Hasta hace apenas unas semanas, la vacuna rusa Sputnik V era una posibilidad remota para gran parte de América Latina. Brasil y Chile apostaban por el fármaco chino de Sinovac. Perú tenía la mirada en el laboratorio Sinopharma. México se convirtió en uno de los primeros países en el mundo en cerrar un trato con Pfizer e iniciar su campaña de vacunación. Argentina era de los pocos que avanzaba en las negociaciones por la Sputnik V, que según un ensayo publicado este martes en la prestigiosa revista científica The Lancet, alcanza un 91,6% de eficacia. Una serie de imprevistos en la carrera por la inmunización lo cambió todo y obligó al resto de los Gobiernos de la región a buscar alternativas para proteger a su población en una pandemia que ya ha dejado más de un millón de muertos en todo el continente. Entonces, Rusia puso en órbita su principal vacuna, con la esperanza de distribuir más de 300 millones de dosis antes de que termine el año, un esfuerzo en el que el Gobierno de Alberto Fernández ha tenido un papel protagónico y que México ve ahora con esperanza tras los resultados de su eficacia ante el ingente desafío que tiene por delante con su plan de vacunación.

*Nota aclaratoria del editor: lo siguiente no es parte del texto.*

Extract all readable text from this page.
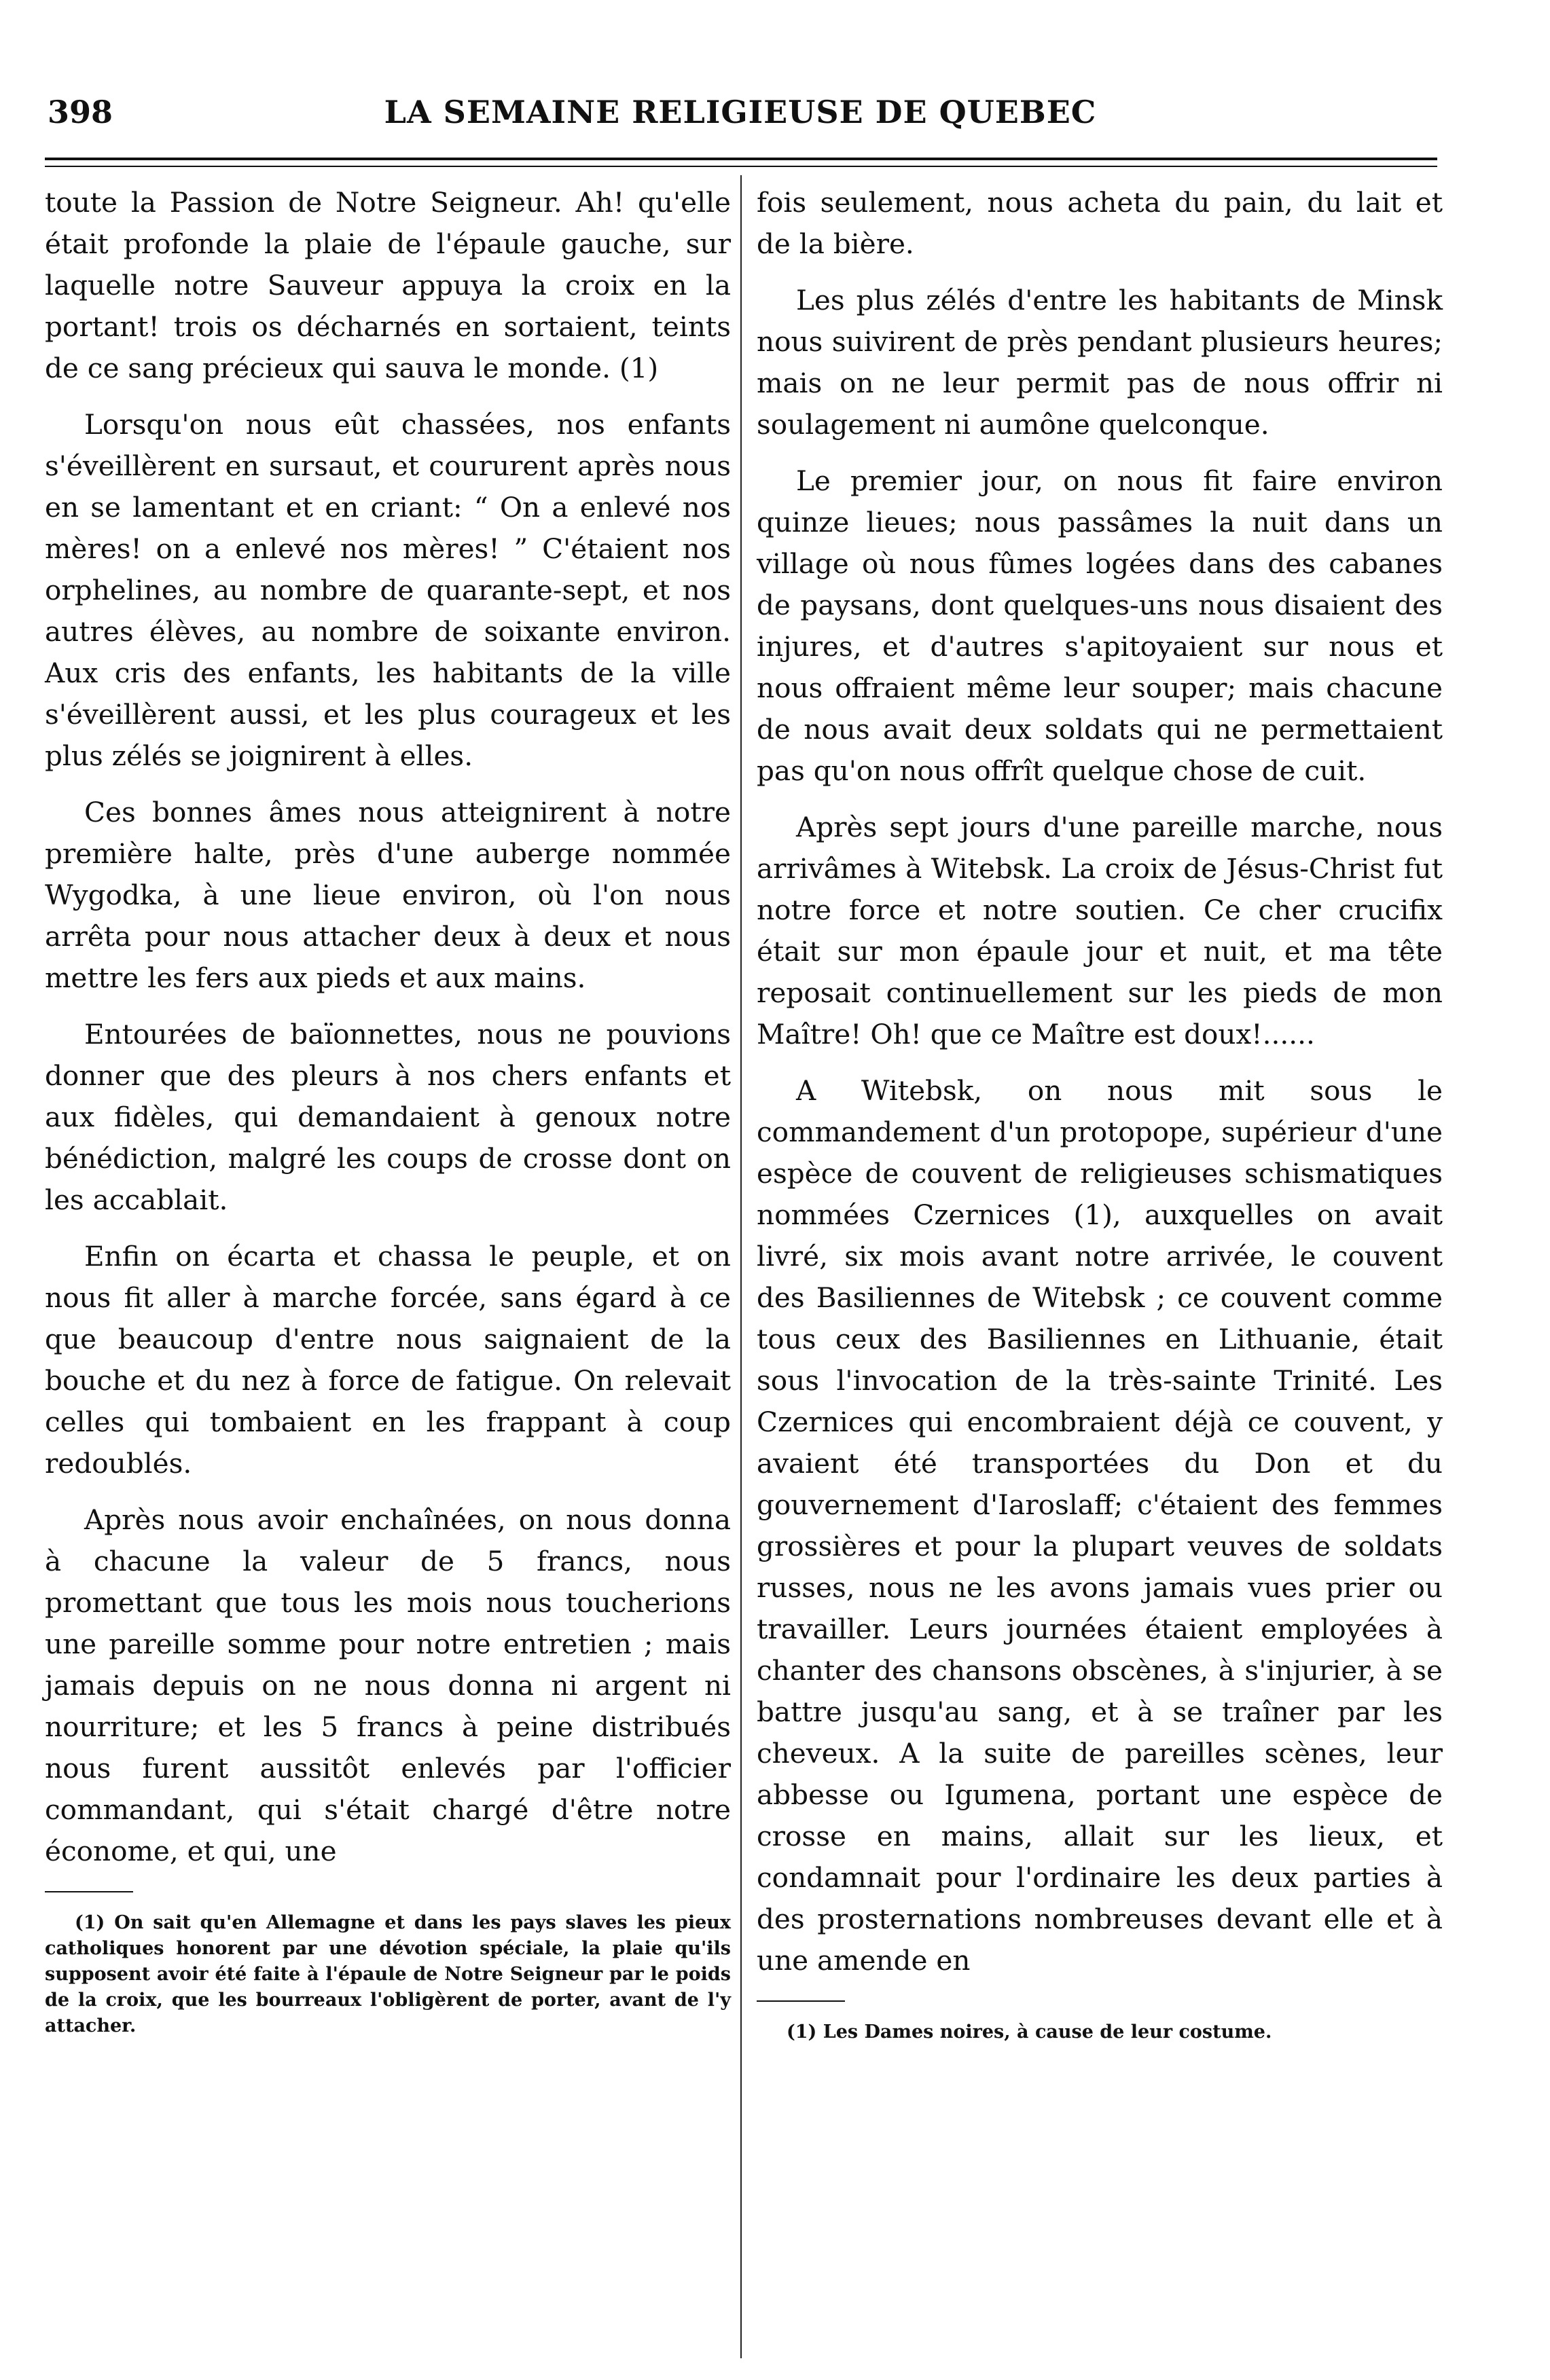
398	LA SEMAINE RELIGIEUSE DE QUEBEC

toute la Passion de Notre Seigneur. Ah! qu'elle était profonde la plaie de l'épaule gauche, sur laquelle notre Sauveur appuya la croix en la portant! trois os décharnés en sortaient, teints de ce sang précieux qui sauva le monde. (1)

Lorsqu'on nous eût chassées, nos enfants s'éveillèrent en sursaut, et coururent après nous en se lamentant et en criant: “ On a enlevé nos mères! on a enlevé nos mères! ” C'étaient nos orphelines, au nombre de quarante-sept, et nos autres élèves, au nombre de soixante environ. Aux cris des enfants, les habitants de la ville s'éveillèrent aussi, et les plus courageux et les plus zélés se joignirent à elles.

Ces bonnes âmes nous atteignirent à notre première halte, près d'une auberge nommée Wygodka, à une lieue environ, où l'on nous arrêta pour nous attacher deux à deux et nous mettre les fers aux pieds et aux mains.

Entourées de baïonnettes, nous ne pouvions donner que des pleurs à nos chers enfants et aux fidèles, qui demandaient à genoux notre bénédiction, malgré les coups de crosse dont on les accablait.

Enfin on écarta et chassa le peuple, et on nous fit aller à marche forcée, sans égard à ce que beaucoup d'entre nous saignaient de la bouche et du nez à force de fatigue. On relevait celles qui tombaient en les frappant à coup redoublés.

Après nous avoir enchaînées, on nous donna à chacune la valeur de 5 francs, nous promettant que tous les mois nous toucherions une pareille somme pour notre entretien ; mais jamais depuis on ne nous donna ni argent ni nourriture; et les 5 francs à peine distribués nous furent aussitôt enlevés par l'officier commandant, qui s'était chargé d'être notre économe, et qui, une

(1) On sait qu'en Allemagne et dans les pays slaves les pieux catholiques honorent par une dévotion spéciale, la plaie qu'ils supposent avoir été faite à l'épaule de Notre Seigneur par le poids de la croix, que les bourreaux l'obligèrent de porter, avant de l'y attacher.

fois seulement, nous acheta du pain, du lait et de la bière.

Les plus zélés d'entre les habitants de Minsk nous suivirent de près pendant plusieurs heures; mais on ne leur permit pas de nous offrir ni soulagement ni aumône quelconque.

Le premier jour, on nous fit faire environ quinze lieues; nous passâmes la nuit dans un village où nous fûmes logées dans des cabanes de paysans, dont quelques-uns nous disaient des injures, et d'autres s'apitoyaient sur nous et nous offraient même leur souper; mais chacune de nous avait deux soldats qui ne permettaient pas qu'on nous offrît quelque chose de cuit.

Après sept jours d'une pareille marche, nous arrivâmes à Witebsk. La croix de Jésus-Christ fut notre force et notre soutien. Ce cher crucifix était sur mon épaule jour et nuit, et ma tête reposait continuellement sur les pieds de mon Maître! Oh! que ce Maître est doux!......

A Witebsk, on nous mit sous le commandement d'un protopope, supérieur d'une espèce de couvent de religieuses schismatiques nommées Czernices (1), auxquelles on avait livré, six mois avant notre arrivée, le couvent des Basiliennes de Witebsk ; ce couvent comme tous ceux des Basiliennes en Lithuanie, était sous l'invocation de la très-sainte Trinité. Les Czernices qui encombraient déjà ce couvent, y avaient été transportées du Don et du gouvernement d'Iaroslaff; c'étaient des femmes grossières et pour la plupart veuves de soldats russes, nous ne les avons jamais vues prier ou travailler. Leurs journées étaient employées à chanter des chansons obscènes, à s'injurier, à se battre jusqu'au sang, et à se traîner par les cheveux. A la suite de pareilles scènes, leur abbesse ou Igumena, portant une espèce de crosse en mains, allait sur les lieux, et condamnait pour l'ordinaire les deux parties à des prosternations nombreuses devant elle et à une amende en

(1) Les Dames noires, à cause de leur costume.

La irrupción de la Sputnik V (la V es de vacuna) en el escenario latinoamericano ha estado marcado por la polémica. Tras acordar el envío de 20 millones de dosis a Argentina, 10 millones a Venezuela y 24 millones a México, afloraron todo tipo de cuestionamientos: desde las dudas por la falta de información científica publicada en Occidente en el momento que se cerraron los primeros acuerdos y los dardos políticos para criticar la gestión de la pandemia, hasta los miedos y delirios que rayan las teorías de la conspiración. “Recuerden que lleva un chip comunista y castrochavista”, advirtió un usuario de Twitter. “Es la vacuna barata, por eso la eligió el Gobierno”, acusó la senadora mexicana Lilly Téllez. “Es una gran estafa”, dijo la dirigente de la oposición argentina Elisa Carrió, que denunció al presidente Fernández por posible “envenenamiento” de la población. La propia Embajada rusa en México publicó en sus redes la semana pasada que era blanco de una campaña de “desinformación”.